Pour rappel, la cavalière de dressage de haut niveau Morgan Barbançon Mestre a été suspendue dans un premier temps par décision de la Commission des sanctions du 10 avril 2024 pour une période initiale de trois mois, pour trois manquements aux obligations de localisation continue de douze mois (art. 2.4. du règlement disciplinaire de l’AFLD).

En effet, selon l’article 2.4 du règlement disciplinaire de l’AFLD, constitue une violation des règles anti-dopage toute combinaison de trois manquements aux obligations de localisation prévues par l’article L.232-15 du Code du sport.

Selon l’article L.232-15 du Code du sport, les sportifs de haut niveau sont tenus de fournir des renseignements précis et actualités sur leur localisation permettant la réalisation des contrôles de dopage.

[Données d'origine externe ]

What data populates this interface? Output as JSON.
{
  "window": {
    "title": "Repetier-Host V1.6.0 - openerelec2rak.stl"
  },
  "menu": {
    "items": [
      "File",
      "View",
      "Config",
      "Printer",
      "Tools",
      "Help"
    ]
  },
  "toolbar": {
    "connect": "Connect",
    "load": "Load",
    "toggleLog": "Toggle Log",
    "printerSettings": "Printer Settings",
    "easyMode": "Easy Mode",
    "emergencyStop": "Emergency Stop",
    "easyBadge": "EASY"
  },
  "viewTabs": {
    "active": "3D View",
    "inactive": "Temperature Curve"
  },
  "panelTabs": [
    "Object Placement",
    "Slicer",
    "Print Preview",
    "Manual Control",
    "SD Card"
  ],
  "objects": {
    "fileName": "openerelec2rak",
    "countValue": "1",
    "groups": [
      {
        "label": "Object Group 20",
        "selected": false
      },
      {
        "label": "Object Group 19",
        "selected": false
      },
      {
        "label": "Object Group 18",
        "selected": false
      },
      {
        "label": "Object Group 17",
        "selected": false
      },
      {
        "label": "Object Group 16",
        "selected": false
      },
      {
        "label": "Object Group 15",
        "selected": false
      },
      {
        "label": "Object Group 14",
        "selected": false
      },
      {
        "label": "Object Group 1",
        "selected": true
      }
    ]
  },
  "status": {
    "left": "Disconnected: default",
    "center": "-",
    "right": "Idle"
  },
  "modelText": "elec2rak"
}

La mise à jour de ces informations se fait via une application.

Selon l’article 10.3.2. du règlement disciplinaire de l’AFLD, pour les violations de l’article 2.4., la période de suspension sera de deux ans.

Cette période de suspension pourra être réduire, au plus, de moitié, soit à un an, en fonction du degré de faute du sportif.

Or, la commission disciplinaire de l’AFLD avait prononcé une  période de suspension de seulement trois mois, permettant en théorie à la la cavalière de reprendre l’entraînement et participer aux Jeux Olympiques.

La cavalière ainsi que l’agence mondial anti-dopage et l’AFLD ont fait appel de cette décision devant le Tribunal Arbitral du Sport lequel a annulé la décision de l’AFLD du 10 avril 2024 et imposé une suspension de dix-huit mois, valant interdiction de participer à quelque titre que ce soit à une compétition ou d’une activité autorisée et organisée par un signataire du code mondial anti-dopage.

Le fondement de cette décision est bien une violation des règles anti-dopage à savoir les trois manquements aux obligations de localisation au cours d’une période de douze mois, obligation prévue par l’article 2.4 du règlement disciplinaire de l’AFLD.

Cette décision est parfaitement logique et cohérente, l’AFLD ne pouvant en aucun cas imposer une suspension de moins de douze mois au titre de l’article 10.3.2. du règlement disciplinaire de l’AFLD.

Nous avons pris connaissance des propos rapportés par un blog aux termes desquels la dureté de cette décision s’expliquerait pas des agissements de maltraitance de la cavalière sur ses chevaux, a priori dénoncés par une trentaine de grooms et de vétérinaires auprès du Tribunal Arbitral du Sport.

Or, cette information ne ressort en aucun cas de la décision rendue par le TAS qui est parfaitement claire et s’inscrit dans la logique anti-dopage qui est celle de la tolérance zéro en matière de respect des obligations anti-dopage.